President Trump’s safety is once again a news flash nobody asked for, and Carl Higbie isn’t holding back. On his show he raised alarms about the FBI reportedly thwarting another attack on President Trump at the UFC White House event — and used the moment to make a blunt claim: a faction of “rabid leftists” would rather take Trump out than beat him at the ballot box. That charge is meant to sting, and it should. Our politics can’t survive if losing elections becomes an excuse for violence.
What happened at the UFC White House event?
According to reports discussed on Newsmax, the FBI stepped in to stop another threat aimed at President Trump during a public UFC event at the White House. Details are still thin in mainstream coverage, which is part of the problem — when the public gets partial facts, rumor fills the gaps. Whether the threat was well-organized or the work of a lone actor, the takeaway is the same: public events with high-profile political figures are soft targets unless law enforcement is fully on top of security. Anyone who thinks this is merely theater is ignoring the danger.
Why ‘rabid leftists’ is more than a sound bite
Carl Higbie called the attackers “rabid leftists” — a harsh phrase, but not without context. We live in a political era where parts of the left openly cheer for aggressive tactics, rhetorical or otherwise, against conservatives. When ideology replaces persuasion, the only tools left are intimidation and shut-down. If a movement can’t win votes, as Higbie said, it sometimes tries to win by other means. That would be a catastrophe for democracy, and conservatives should call it out plainly rather than sugarcoat it for the sake of civility theater.
FBI, media, and the double standard
Here’s the part the mainstream press likes to forget: how law enforcement and media react depends on who’s in the crosshairs. Conservatives know the pattern — a threat against a liberal figure gets fierce headlines, while threats against conservatives get careful hedging and “both sides” takes. If the FBI truly neutralized a threat to President Trump, it’s good law enforcement work.

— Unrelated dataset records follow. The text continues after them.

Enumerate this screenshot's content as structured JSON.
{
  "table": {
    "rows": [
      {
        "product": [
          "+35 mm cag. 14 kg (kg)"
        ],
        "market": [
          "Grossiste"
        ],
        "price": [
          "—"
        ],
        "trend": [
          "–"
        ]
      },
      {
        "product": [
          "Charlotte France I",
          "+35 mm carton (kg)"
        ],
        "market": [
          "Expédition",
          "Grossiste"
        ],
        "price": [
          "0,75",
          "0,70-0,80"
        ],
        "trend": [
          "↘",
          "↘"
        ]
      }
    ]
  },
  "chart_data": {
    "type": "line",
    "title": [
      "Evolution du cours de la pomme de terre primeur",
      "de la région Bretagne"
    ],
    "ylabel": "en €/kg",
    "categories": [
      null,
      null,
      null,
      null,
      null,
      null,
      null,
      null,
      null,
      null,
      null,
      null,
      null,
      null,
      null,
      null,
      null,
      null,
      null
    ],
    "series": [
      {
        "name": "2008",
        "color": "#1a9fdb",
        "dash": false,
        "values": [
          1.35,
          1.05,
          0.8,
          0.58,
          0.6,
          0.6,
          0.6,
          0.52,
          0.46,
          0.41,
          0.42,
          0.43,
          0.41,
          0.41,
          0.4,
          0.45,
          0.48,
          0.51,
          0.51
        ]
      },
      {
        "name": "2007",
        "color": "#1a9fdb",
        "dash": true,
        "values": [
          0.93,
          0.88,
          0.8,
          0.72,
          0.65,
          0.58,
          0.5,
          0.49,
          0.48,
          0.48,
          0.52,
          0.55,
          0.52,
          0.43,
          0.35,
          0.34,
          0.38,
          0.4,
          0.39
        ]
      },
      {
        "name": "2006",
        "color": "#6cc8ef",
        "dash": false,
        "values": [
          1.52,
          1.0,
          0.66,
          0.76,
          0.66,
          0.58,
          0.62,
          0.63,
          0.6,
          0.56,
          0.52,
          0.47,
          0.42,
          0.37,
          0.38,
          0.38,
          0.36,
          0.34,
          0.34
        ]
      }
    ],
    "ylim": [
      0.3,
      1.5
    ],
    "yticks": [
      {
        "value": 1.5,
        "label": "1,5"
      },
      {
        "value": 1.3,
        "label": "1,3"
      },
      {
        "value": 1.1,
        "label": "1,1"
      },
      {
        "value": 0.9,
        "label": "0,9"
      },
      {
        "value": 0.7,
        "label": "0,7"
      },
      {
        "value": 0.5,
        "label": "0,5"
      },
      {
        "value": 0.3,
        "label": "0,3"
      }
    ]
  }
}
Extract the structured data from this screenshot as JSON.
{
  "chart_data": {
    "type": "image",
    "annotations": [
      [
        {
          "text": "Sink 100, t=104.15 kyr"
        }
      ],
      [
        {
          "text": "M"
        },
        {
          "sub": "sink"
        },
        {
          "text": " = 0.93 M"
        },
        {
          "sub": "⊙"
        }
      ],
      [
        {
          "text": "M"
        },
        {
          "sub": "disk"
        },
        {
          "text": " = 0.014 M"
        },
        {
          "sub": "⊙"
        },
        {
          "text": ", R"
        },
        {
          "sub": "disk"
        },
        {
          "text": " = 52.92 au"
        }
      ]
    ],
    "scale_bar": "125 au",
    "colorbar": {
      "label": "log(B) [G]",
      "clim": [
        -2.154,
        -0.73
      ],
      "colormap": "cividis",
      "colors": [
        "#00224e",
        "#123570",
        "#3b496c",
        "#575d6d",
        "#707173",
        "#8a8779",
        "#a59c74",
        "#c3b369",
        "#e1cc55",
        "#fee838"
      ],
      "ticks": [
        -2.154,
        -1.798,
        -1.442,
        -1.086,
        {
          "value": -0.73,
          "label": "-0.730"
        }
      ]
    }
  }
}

But voters have a right to know what happened and why it keeps happening. Secrecy breeds suspicion, and suspicion breeds resentment — which is exactly the fuel that keeps extremes alive.
What conservatives should demand
Conservatives should do three things now: demand transparency about security failures and successes, push for even-handed law enforcement that prosecutes political violence regardless of the target, and resist the temptation to answer violence with more violence. Call out extremists on the left when they’re violent, and hold the media accountable when they downplay it. If you want to change minds, win elections — and if you can’t, you don’t get to take the courthouse into your own hands. That’s not tough talk; it’s the only sane way forward.
Closing thoughts
America’s politics are fierce, but they don’t have to be fatal. If the FBI did indeed stop another attack on President Trump at the UFC White House event, tip your hat to the agents — then press for answers. Let Higbie’s blunt language be a warning: when losing becomes unbearable, people can turn dangerous. We should all be alarmed at that possibility, and insist our leaders and institutions act to prevent it. Because winning arguments is a civic duty; winning by force is a crime.